COVID-19 killed four unvaccinated family members of one woman in Callahan, the biggest town in the ZIP code, within one week in July. Tiffany Devereaux lost her mother, grandmother, her fiancé and his father in a span of five days. She told The Jacksonville Times-Union that they were all afraid of getting vaccinated.

Her fiancé, Britt McCall, posted pro-Donald Trump articles on Facebook.

In ZIP code 32409, just north of Panama City, 40.5% of people had opted for at least one dose of the vaccine. In the neighboring 32466 ZIP code, the inoculation rate was 37%.

In both those communities, where the supermajority of voters are registered Republicans, the share of adults ages 25 and older who graduated with four-year colleges was lower than the statewide estimate of 30%.

But vaccine protection was much higher in Republican areas with many highly educated people. In ZIP code 32561 — Pensacola Beach and Gulf Breeze — where the majority of residents ages 25 and older hold college degrees, inoculations covered two-thirds of residents.

Lower voter turnout and low vaccine uptake also went hand in hand, The Post’s analysis shows.

In the western Lakeland ZIP code of 33815, where 58% of registered voters cast ballots in the 2020 election, just 45% of residents had been vaccinated. Statewide, 77% of eligible voters cast ballots.

Many residents from communities where most people haven’t yet hit age 30 passed on immunization.

In the Pensacola-area ZIP code of 32508, home to the Naval Air Station, about half of residents are younger than 20. Just 8% were vaccinated. The same was true for 15% of people who listed 33620 as their ZIP code, covering the University of South Florida in Tampa.

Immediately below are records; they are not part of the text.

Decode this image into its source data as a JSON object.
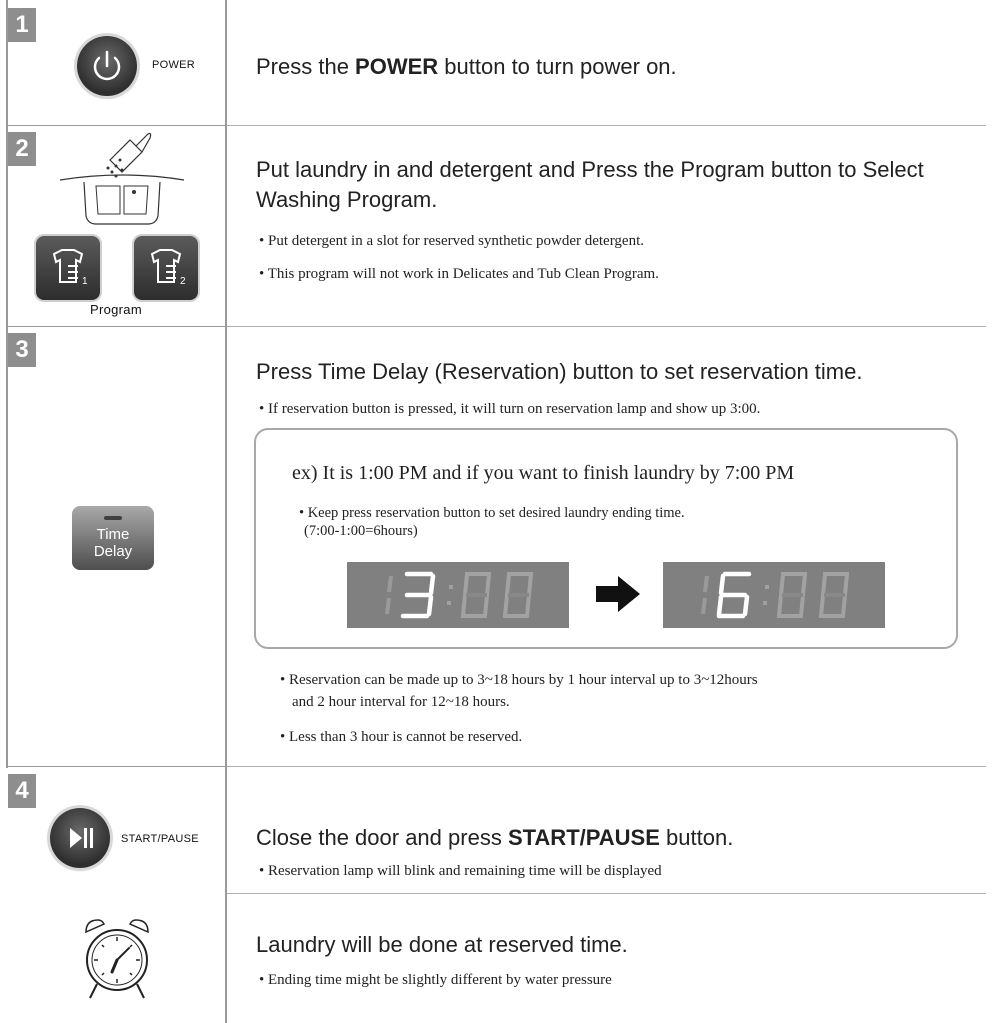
{
  "steps": [
    {
      "number": "1",
      "button_label": "POWER",
      "title_pre": "Press the ",
      "title_bold": "POWER",
      "title_post": " button to turn power on."
    },
    {
      "number": "2",
      "button_label": "Program",
      "title": "Put laundry in and detergent and Press the Program button to Select Washing Program.",
      "bullets": [
        "• Put detergent in a slot for reserved synthetic powder detergent.",
        "• This program will not work in Delicates and Tub Clean Program."
      ]
    },
    {
      "number": "3",
      "button_label_line1": "Time",
      "button_label_line2": "Delay",
      "title": "Press Time Delay (Reservation) button to set reservation time.",
      "bullets": [
        "• If reservation button is pressed, it will turn on reservation lamp and show up  3:00."
      ],
      "example": {
        "heading": "ex) It is 1:00 PM and if you want to finish laundry by  7:00 PM",
        "bullet": "• Keep press reservation button to set desired laundry ending time.",
        "calc": "(7:00-1:00=6hours)",
        "display_from": "3:00",
        "display_to": "6:00"
      },
      "notes": [
        "• Reservation can be made up to 3~18 hours by 1 hour interval up to 3~12hours",
        "and 2 hour interval for 12~18 hours.",
        "• Less than 3 hour is cannot be reserved."
      ]
    },
    {
      "number": "4",
      "button_label": "START/PAUSE",
      "title_pre": "Close the door and press ",
      "title_bold": "START/PAUSE",
      "title_post": " button.",
      "bullets": [
        "• Reservation lamp will blink and remaining time will be displayed"
      ]
    },
    {
      "title": "Laundry will be done at reserved time.",
      "bullets": [
        "• Ending time might be slightly different by water pressure"
      ]
    }
  ],
  "colors": {
    "step_badge": "#8e8e8e",
    "display_bg": "#808080",
    "segment_on": "#ffffff"
  },
  "icons": [
    "power-icon",
    "detergent-scoop-icon",
    "program-shirt-icon",
    "play-pause-icon",
    "arrow-right-icon",
    "alarm-clock-icon"
  ]
}
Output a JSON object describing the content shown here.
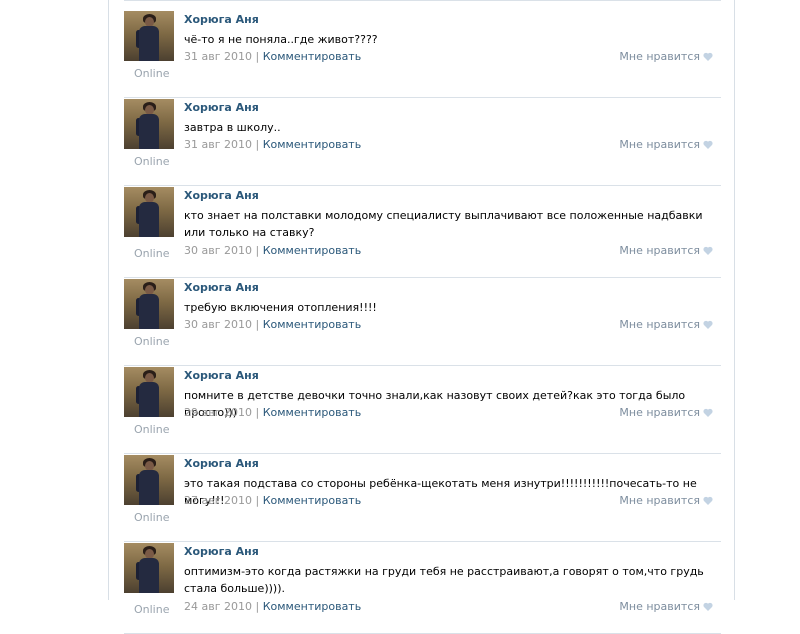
{
  "status_label": "Online",
  "like_label": "Мне нравится",
  "comment_label": "Комментировать",
  "separator": "|",
  "colors": {
    "link": "#2b587a",
    "muted": "#999999",
    "online": "#9aa4ae",
    "divider": "#dae1e8"
  },
  "posts": [
    {
      "author": "Хорюга Аня",
      "text": "чё-то я не поняла..где живот????",
      "date": "31 авг 2010"
    },
    {
      "author": "Хорюга Аня",
      "text": "завтра в школу..",
      "date": "31 авг 2010"
    },
    {
      "author": "Хорюга Аня",
      "text": "кто знает на полставки молодому специалисту выплачивают все положенные надбавки или только на ставку?",
      "date": "30 авг 2010"
    },
    {
      "author": "Хорюга Аня",
      "text": "требую включения отопления!!!!",
      "date": "30 авг 2010"
    },
    {
      "author": "Хорюга Аня",
      "text": "помните в детстве девочки точно знали,как назовут своих детей?как это тогда было просто)))",
      "date": "29 авг 2010"
    },
    {
      "author": "Хорюга Аня",
      "text": "это такая подстава со стороны ребёнка-щекотать меня изнутри!!!!!!!!!!!почесать-то не могу!!!",
      "date": "27 авг 2010"
    },
    {
      "author": "Хорюга Аня",
      "text": "оптимизм-это когда растяжки на груди тебя не расстраивают,а говорят о том,что грудь стала больше)))).",
      "date": "24 авг 2010"
    }
  ]
}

Immunizations covered 33.5% of residents in the west Tallahassee ZIP code of 32304, the home of Florida State University. In Alachua County, where the University of Florida is, and where nearly half of residents are younger than age 30, vaccine coverage varied.

At least one shot of the vaccine had reached the arms of about 65% of residents in ZIP code 32607, west of Gainesville. But just 19% of people living in the heart of the city, ZIP code 32612 — next to UF — had gotten injections.

Chris Persaud is a data reporter for The Palm Beach Post.